Bentham does not assume that our estimates of what will maximize utility will always be reliable.  Nor does he assume that we should always try to maximize utility (IV 6).  Doing so is costly, and we may sometimes promote utility best by not trying to promote it..  Nonetheless, utility, he thinks, is the standard of right conduct.

THE DEFENSE OF UTILITARIANISM
Why should we accept utilitarianism?  Bentham’s defense of utilitarianism is contained in Chapter I.

  1. The words “right” and “ought” mean “promotes utility” (I 10).
  2. First principles are incapable of proof (I 11).
  3. Commonsense morality is imperfectly and inchoately utilitarian (I 12).
  4. Attempts to refute utilitarianism necessarily presuppose it (I 13).
  5. The alternative to utilitarianism is moral anarchy (I 14).

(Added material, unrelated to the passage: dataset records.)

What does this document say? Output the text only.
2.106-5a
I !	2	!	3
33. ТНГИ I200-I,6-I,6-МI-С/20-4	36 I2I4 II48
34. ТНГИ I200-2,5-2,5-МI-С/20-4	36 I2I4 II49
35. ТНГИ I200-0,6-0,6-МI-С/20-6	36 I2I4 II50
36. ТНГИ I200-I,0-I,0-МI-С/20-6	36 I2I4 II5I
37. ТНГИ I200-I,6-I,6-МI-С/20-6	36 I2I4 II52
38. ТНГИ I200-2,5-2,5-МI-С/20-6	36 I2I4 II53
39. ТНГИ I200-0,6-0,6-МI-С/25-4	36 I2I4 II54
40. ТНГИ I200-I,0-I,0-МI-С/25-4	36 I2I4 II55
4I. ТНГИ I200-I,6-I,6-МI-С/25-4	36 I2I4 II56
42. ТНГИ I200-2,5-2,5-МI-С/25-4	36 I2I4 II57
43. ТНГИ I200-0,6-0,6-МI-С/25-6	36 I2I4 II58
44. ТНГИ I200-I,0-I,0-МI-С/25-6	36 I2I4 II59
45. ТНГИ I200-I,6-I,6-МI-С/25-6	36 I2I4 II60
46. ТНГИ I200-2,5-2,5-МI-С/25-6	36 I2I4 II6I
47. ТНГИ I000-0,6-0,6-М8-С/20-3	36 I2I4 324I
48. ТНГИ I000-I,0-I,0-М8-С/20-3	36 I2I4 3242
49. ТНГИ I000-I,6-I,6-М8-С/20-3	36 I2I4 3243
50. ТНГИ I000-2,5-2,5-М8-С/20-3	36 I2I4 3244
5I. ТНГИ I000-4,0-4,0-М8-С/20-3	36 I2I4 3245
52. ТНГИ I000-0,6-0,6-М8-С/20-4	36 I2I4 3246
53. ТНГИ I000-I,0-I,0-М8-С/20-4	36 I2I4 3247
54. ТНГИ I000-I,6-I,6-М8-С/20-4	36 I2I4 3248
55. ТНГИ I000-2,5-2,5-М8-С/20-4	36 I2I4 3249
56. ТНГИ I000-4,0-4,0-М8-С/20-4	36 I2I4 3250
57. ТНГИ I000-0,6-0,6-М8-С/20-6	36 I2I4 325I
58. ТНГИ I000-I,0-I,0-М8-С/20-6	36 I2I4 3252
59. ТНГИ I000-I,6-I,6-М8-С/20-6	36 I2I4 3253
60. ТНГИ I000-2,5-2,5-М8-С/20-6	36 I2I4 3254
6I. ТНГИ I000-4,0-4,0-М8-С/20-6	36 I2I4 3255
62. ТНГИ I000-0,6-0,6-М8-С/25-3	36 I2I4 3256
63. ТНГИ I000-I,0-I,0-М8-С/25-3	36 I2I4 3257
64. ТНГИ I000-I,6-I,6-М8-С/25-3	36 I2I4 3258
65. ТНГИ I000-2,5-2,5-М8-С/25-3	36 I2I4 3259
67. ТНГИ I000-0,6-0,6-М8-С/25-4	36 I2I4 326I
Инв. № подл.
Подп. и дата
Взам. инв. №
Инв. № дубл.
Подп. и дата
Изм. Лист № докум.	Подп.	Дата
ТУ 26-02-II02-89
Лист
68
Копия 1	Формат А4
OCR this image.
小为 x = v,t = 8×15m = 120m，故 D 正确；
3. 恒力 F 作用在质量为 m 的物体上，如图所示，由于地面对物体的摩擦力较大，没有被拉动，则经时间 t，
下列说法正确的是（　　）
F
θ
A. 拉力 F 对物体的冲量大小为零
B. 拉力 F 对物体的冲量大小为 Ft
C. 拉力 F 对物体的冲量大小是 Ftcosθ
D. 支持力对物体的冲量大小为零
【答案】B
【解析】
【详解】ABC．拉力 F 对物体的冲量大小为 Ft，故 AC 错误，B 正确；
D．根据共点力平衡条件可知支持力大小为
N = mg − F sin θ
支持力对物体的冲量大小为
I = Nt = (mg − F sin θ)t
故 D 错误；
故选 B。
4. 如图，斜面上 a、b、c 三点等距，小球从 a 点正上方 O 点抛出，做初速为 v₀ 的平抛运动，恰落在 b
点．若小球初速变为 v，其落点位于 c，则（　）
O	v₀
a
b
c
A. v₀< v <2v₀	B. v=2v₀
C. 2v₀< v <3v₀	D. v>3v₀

(1) Ordinary speakers can doubt that it is one's duty to promote utility (either because they think that some actions are categorically wrong, no matter what the consequences, or because they think that the distribution, and not just the sum, of happiness matters), which shows utilitarianism is not true by definition.  (2) First principles cannot be derived from more ultimate principles (otherwise, they wouldn't be first principles), but they can be assessed by seeing how well their implications match or fit our considered judgments.  (3) This is why it would be significant if utilitarianism did provide a rough match with our considered moral judgments.  (4) Someone who objected that it was inexpedient to employ utilitarian reasoning would be presupposing utilitarianism.  But the proponent of categorical moral rules or strict principles of distributive justice need not presuppose utilitarianism.  (5) It's hard to see how utilitarianism enjoys any privileged position in relation to its rivals here.  The opponent of utilitarianism seeks to substitute, not intuition, but some rival principle or principles.  For any principle, agreement on that principle will, of course, reduce moral disagreement.  Reduce, not eliminate, because people can still disagree about how best to interpret or apply the principle.